Whether it's to further a cause, start a business or pursue a dream, Gen Z's technological know-how has improved their ability to get their message out. Budding pop star Shawn Mendes first gained an enthusiastic online following when he posted Vines (six-second videos) of himself performing cover songs. The attention he got won him a record deal, and his song "Life of the Party" became a top-10 hit in Canada and the United States. Though he knows that Vine was his ticket to reaching an audience, Shawn says he knows that social media has its pros and cons.

"Yes, you can get a cover of yours across the world in literally minutes and you can share it across the world very quickly, but you also have to be very careful about what you do because if you say one bad thing, it can get across the world in minutes," says Shawn, fresh from an appearance on The Ellen DeGeneres Show.

Gen Z is learning a lot more about the world, more quickly than past generations, Shawn says, because it's become so easy to access information.

"If you're online, you're reading about world issues every single day. But it's intense. If you get too in depth with the crazy things that are on the Internet, you're going to start to freak out, so you just can't think about it too much, basically."

Sanjay Khanna, futurist and visiting scholar in strategic foresight at the University of Toronto's Massey College, has dubbed Generation Z "GenStressed." Though he agrees that this generation's digital skills have many benefits, he also thinks Gen Z's knowledge of the world's problems could outstrip their ability to change things.

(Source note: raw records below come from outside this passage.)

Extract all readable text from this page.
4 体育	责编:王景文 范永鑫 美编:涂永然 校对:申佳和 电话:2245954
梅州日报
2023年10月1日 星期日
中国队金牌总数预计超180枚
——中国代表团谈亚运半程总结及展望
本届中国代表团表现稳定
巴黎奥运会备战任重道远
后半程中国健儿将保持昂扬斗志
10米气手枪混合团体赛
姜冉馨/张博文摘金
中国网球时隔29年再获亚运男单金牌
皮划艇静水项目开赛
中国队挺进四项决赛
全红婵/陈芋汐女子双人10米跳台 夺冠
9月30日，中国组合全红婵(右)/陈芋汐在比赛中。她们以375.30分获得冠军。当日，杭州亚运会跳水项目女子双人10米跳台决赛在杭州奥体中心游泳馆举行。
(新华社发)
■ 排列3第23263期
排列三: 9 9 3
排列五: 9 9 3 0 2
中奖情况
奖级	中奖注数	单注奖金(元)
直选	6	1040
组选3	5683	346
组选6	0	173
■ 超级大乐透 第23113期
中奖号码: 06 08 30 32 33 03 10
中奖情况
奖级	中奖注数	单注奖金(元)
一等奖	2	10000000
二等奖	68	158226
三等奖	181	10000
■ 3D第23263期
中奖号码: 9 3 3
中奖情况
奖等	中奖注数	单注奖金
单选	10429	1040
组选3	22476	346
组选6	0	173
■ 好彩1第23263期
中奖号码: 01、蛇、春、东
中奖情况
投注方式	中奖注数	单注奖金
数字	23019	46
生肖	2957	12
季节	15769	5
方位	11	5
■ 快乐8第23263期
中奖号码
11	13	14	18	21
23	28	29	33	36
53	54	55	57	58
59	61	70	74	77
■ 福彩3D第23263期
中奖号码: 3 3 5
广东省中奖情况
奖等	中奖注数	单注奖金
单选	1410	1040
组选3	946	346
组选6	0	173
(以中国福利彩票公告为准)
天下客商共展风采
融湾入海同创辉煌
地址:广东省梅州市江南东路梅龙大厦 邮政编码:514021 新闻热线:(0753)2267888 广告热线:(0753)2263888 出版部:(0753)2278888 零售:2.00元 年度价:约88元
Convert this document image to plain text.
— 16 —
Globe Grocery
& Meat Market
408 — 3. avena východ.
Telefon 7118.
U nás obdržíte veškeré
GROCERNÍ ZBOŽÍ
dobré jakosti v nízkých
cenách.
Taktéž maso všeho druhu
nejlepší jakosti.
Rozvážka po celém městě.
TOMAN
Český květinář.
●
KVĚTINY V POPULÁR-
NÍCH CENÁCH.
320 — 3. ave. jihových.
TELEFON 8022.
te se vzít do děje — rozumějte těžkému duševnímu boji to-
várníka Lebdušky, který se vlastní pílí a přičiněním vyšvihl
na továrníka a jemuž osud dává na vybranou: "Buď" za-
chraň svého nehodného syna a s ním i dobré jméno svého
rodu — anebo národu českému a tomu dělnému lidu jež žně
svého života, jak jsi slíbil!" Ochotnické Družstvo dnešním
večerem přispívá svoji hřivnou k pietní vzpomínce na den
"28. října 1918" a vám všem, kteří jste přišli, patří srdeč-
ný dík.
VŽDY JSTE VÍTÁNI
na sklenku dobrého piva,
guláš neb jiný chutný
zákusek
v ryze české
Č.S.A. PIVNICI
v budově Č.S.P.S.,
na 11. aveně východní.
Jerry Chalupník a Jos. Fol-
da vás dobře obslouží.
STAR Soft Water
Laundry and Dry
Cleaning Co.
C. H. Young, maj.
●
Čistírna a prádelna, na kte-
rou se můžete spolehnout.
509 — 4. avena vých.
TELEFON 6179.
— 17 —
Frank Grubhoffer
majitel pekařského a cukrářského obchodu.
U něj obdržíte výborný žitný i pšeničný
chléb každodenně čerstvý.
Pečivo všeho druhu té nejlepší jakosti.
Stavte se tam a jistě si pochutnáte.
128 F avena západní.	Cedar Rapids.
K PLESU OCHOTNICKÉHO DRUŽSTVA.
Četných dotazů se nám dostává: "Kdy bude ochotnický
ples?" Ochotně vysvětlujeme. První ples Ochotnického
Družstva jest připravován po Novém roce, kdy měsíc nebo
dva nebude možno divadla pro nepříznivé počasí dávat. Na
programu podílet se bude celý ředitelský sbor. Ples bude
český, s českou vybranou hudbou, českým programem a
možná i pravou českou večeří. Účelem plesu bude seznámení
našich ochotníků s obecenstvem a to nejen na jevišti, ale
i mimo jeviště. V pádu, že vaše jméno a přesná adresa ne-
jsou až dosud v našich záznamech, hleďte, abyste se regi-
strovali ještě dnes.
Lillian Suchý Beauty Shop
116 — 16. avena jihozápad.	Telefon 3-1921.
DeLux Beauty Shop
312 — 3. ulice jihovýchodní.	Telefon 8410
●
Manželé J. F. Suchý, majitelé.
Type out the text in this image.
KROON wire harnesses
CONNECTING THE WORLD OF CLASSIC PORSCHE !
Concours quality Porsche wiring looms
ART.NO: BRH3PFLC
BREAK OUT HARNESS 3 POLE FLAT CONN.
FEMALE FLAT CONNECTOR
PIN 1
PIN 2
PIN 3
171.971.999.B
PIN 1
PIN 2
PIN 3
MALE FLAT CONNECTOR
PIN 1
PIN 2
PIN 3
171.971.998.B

"Global economic uncertainty combined with climate change will make it tough for them to believe their quality of life will improve enough via their digital skills alone," Khanna says. "I think it will be psychologically and economically precarious, and I think there will be a rise in mental health issues."

Not everyone will be able to shine in these precarious times, adds Khanna, so older generations will need to have greater sensitivity to Gen Z's emotional and psychological well-being because they are so aware and they do want things to be better.

"GenStressed will need strong leadership and social-support networks at vocational institutes, colleges, universities and in the workplace," he says. "There will be so many who, if we aren't careful, will be left behind."

Despite his optimism about Gen Z, Tapscott says there are issues to worry about. "I worry about the quality of our public discourse, as many of our traditional media institutions fail. And we have a model of pedagogy in the schools that is appropriate for the 15th century, and the idea that the teacher is the source of all knowledge – I think [Gen Z] is questioning that."

Though it's impossible to know what this generation will or not achieve, Tapscott has high hopes for Gen Z's future.

"They are disproportionally affected by this economic crisis, and they are inheriting this world that is pretty horrific," says Tapscott. "But from everything we know about them, they have the smarts, the connectivity, the good values and the will to not only carve a reasonable life for themselves, but also to bring about change in society."

For her part, Hannah is confident that her generation can make a real difference.

"We are a generation that cares, it's true," she says. "There are so many do-gooders, and so many amazing minds in this generation that have already accomplished so much. I think our generation will be the one to change the world."